The ability of language and memory, the capacity to digest music and the speech of others, and the development of the child's brain are important points that are measured and assessed. In order to strengthen the results, the researchers also conducted in-depth interviews with participants' families.
The results at the beginning of the study showed that there were no special differences between groups of children who regularly attended music training with the other two groups. Or in other words, the intellectual, motoric, musical, and social abilities of these children tend to be the same in all groups.
Uniquely, these results did not last long because after two years of running, a change in research results appeared. Yes, in fact children in the music group have a very accurate ability to detect changes in tone in the strains of different melodies.
Children who regularly attend music training also have a brain response that is much stronger than their peers in other groups. In fact, the development of the brain, especially the sound processing and the development of language and mathematics, they tend to be more rapid for the size of their age.
What are the benefits of other music for children's intelligence?
Overall, music training can improve children's academic abilities as well as higher intelligence quotient (IQ) scores. Why? Because music turned out to have a "good relationship" with various fields that developed in childhood.
As told by Lynn Kleiner, as the founder of Rhapsody Music in Redondo Beach in the United States, that music has a great connection with the field of mathematics. Because the rhythm, rhythm, and tone settings that children learn when playing music can help them to understand patterns of counting and fractions more quickly and easily.
Not only that, Mary Larew, a violin teacher at the Neighborhood Music School in the United States, added that there are still a variety of exercises in music that help improve children's abilities.

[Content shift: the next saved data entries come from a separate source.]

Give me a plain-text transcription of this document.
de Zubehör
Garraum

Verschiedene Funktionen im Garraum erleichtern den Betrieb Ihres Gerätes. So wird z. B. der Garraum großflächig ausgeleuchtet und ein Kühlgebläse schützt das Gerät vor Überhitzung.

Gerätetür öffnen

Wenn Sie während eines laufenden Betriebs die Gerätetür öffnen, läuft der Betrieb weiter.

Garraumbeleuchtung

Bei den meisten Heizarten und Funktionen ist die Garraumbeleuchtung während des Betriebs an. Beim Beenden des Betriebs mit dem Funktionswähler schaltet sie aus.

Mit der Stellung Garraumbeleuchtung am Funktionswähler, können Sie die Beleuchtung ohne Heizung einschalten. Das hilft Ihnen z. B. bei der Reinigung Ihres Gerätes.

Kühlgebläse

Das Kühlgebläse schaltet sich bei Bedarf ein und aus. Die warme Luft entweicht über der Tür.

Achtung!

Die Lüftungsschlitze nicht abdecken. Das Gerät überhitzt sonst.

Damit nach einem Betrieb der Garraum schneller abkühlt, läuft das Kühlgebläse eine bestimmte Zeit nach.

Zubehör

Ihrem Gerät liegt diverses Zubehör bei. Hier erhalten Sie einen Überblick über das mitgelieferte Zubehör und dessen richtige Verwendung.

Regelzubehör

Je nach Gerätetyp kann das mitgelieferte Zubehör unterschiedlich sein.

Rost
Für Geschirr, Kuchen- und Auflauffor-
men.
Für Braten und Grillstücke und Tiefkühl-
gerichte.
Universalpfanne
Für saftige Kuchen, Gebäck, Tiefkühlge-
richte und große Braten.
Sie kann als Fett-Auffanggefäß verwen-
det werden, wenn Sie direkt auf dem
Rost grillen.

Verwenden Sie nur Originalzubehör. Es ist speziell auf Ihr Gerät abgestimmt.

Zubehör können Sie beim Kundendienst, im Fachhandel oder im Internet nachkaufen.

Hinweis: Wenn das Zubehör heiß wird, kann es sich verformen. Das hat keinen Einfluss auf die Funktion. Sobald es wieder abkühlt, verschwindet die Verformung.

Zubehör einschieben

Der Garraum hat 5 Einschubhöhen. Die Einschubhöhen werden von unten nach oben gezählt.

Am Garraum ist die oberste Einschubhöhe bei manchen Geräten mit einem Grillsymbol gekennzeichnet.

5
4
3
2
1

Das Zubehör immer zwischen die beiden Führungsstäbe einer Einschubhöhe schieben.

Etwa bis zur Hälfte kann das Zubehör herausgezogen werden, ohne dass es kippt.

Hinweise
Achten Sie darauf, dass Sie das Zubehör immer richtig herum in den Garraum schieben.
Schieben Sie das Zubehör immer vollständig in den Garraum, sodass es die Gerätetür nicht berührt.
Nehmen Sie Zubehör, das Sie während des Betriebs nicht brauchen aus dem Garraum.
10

For example learning to read songs that can form short-term memory and long-term children; playing guitar and violin instruments capable of teaching children about vibrations and harmonious strains; to drums that give children the opportunity to develop other fields according to their talents.
Reaffirmed by one of the researchers, Assal Habibi, that the key obtained from music training research in children can be done in a short period. Even the two years that children spend learning music can have a positive impact on their overall brain development.
Besides that, the development of language and reading of children will be much more improved because this field involves the same brain area as music.